(September 14, 2018)... Yesterday, for the first time in nine years members of the House and Senate met in a formal conference committee hearing to negotiate the final version of Fiscal Year 2019 spending bills for numerous departments, including Interior. Importantly, this spending bill funds, among many other agencies, the Bureau of Land Management's (BLM) Wild Horse and Burro Program, which oversees wild horses on public lands in the west.
The outcome of these negotiations was somewhat different than anticipated. The spending bill (called a “minibus”) finalized by the conference committee funds the Departments of Defense, Labor and Health and Human Services. The Committee agreed on Continuing Resolutions (CRs) to fund ten other federal agencies – including the Interior Department. The CRs carry forward Fiscal Year 2018 spending levels for those ten agencies. The CR will expire on December 7, so horses and burros should be protected until then, although there is a slight chance that Congress could reach agreement on the 2019 Interior spending bill and try to pass it sometime before Congress leaves in October until after the elections.
This is good news for wild horses and burros, as it means that current law protecting these animals from mass slaughter, killing and sterilization remains in place through Dec. 7. Interestingly, this substantially increases the possibility of a year-long CR for the last 10 agencies --meaning the status quo would remain in place for FY19. (Chances of bipartisan cooperation are reduced in the lame duck session between the elections and the seating of the new Congress in January 2019.)
The upshot is: our wild horses and burros remain protected from slaughter and sterilization for now… thanks to all who wrote in and thanks to the legislators in the Senate and the House who are standing strong for humane and effective management policies for our nation’s wild horse and burro herds.
A conference committee is a bipartisan and bicameral meeting where key Senators and Congressmen hash out differences in legislation before it can be passed by each chamber and signed into law. This is of the utmost importance to future of wild horses and burros because the House and Senate version of the bill differ significantly in how they direct BLM to manage herds on the range. In short, the House bill is a disaster and represents an existential threat to wild horses. The House legislation includes an amendment by Rep. Chris Stewart (R-UT) that spends $15 million and authorizes BLM to manage herds as "non-reproducing or single sex" using sterilization to accomplish this horrendous outcome.

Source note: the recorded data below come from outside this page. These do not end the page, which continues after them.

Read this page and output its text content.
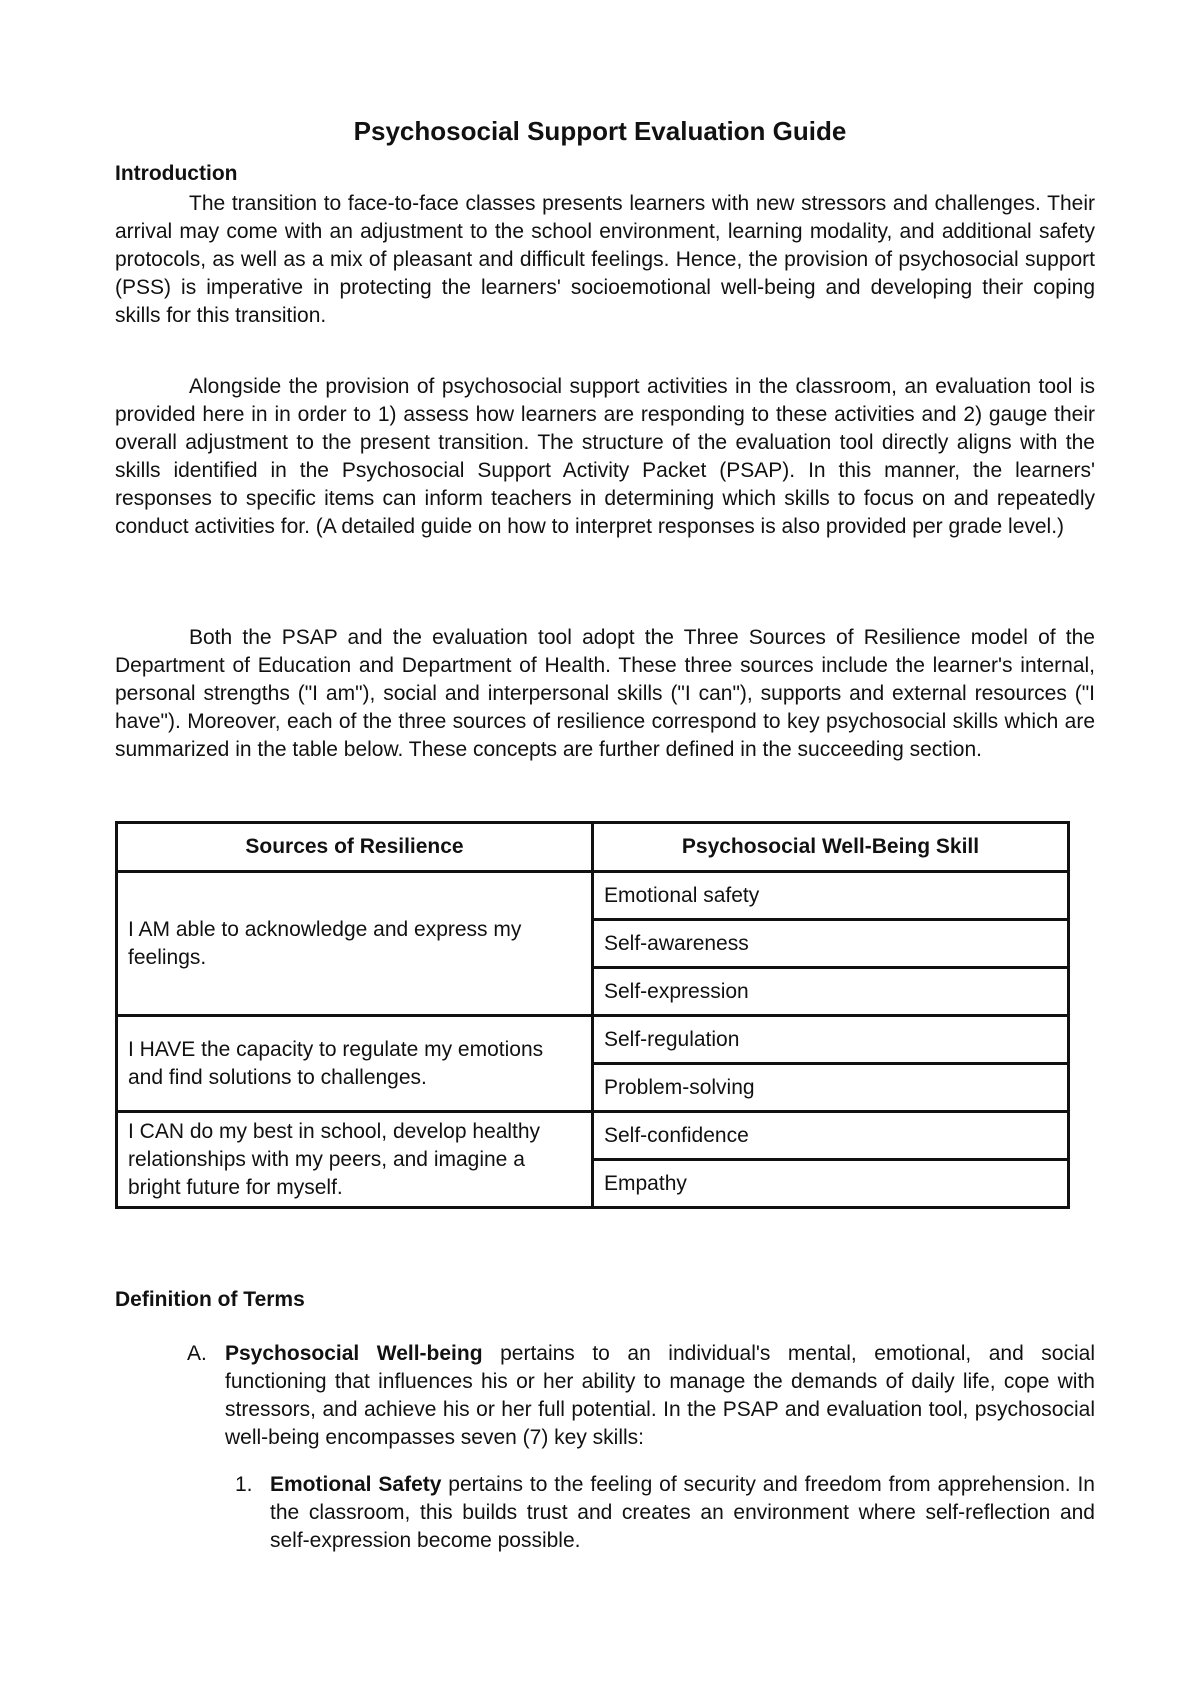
Psychosocial Support Evaluation Guide
Introduction

The transition to face-to-face classes presents learners with new stressors and challenges. Their arrival may come with an adjustment to the school environment, learning modality, and additional safety protocols, as well as a mix of pleasant and difficult feelings. Hence, the provision of psychosocial support (PSS) is imperative in protecting the learners' socioemotional well-being and developing their coping skills for this transition.

Alongside the provision of psychosocial support activities in the classroom, an evaluation tool is provided here in in order to 1) assess how learners are responding to these activities and 2) gauge their overall adjustment to the present transition. The structure of the evaluation tool directly aligns with the skills identified in the Psychosocial Support Activity Packet (PSAP). In this manner, the learners' responses to specific items can inform teachers in determining which skills to focus on and repeatedly conduct activities for. (A detailed guide on how to interpret responses is also provided per grade level.)

Both the PSAP and the evaluation tool adopt the Three Sources of Resilience model of the Department of Education and Department of Health. These three sources include the learner's internal, personal strengths ("I am"), social and interpersonal skills ("I can"), supports and external resources ("I have"). Moreover, each of the three sources of resilience correspond to key psychosocial skills which are summarized in the table below. These concepts are further defined in the succeeding section.

Sources of Resilience	Psychosocial Well-Being Skill
I AM able to acknowledge and express my feelings.	Emotional safety
	Self-awareness
	Self-expression
I HAVE the capacity to regulate my emotions and find solutions to challenges.	Self-regulation
	Problem-solving
I CAN do my best in school, develop healthy relationships with my peers, and imagine a bright future for myself.	Self-confidence
	Empathy
Definition of Terms
A. Psychosocial Well-being pertains to an individual's mental, emotional, and social functioning that influences his or her ability to manage the demands of daily life, cope with stressors, and achieve his or her full potential. In the PSAP and evaluation tool, psychosocial well-being encompasses seven (7) key skills:

1. Emotional Safety pertains to the feeling of security and freedom from apprehension. In the classroom, this builds trust and creates an environment where self-reflection and self-expression become possible.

Additionally, the House version has report language that requires BLM, "immediately begin designing the regulatory framework and technical protocols for an active sterilization program." The report requires this Federal Rule without even the fig leaf of determining whether the program would be effective or even legal. Spoiler: the program is doomed to be cruel, ineffective, and massively expensive. The Senate bill contains none of these awful provisions.
We are counting on the Senate, Appropriations Chairmen Richard Shelby and Interior Appropriations Subcommittee Chairwoman Lisa Murkowski and Ranking Appropriations Member Patrick Leahy and Interior Subcommittee ranking member Tom Udall to hold the line and insist that the Senate version prevail. With a Continuing Resolution funding the BLM possibly through December 7, we may have to revisit this effort after the elections.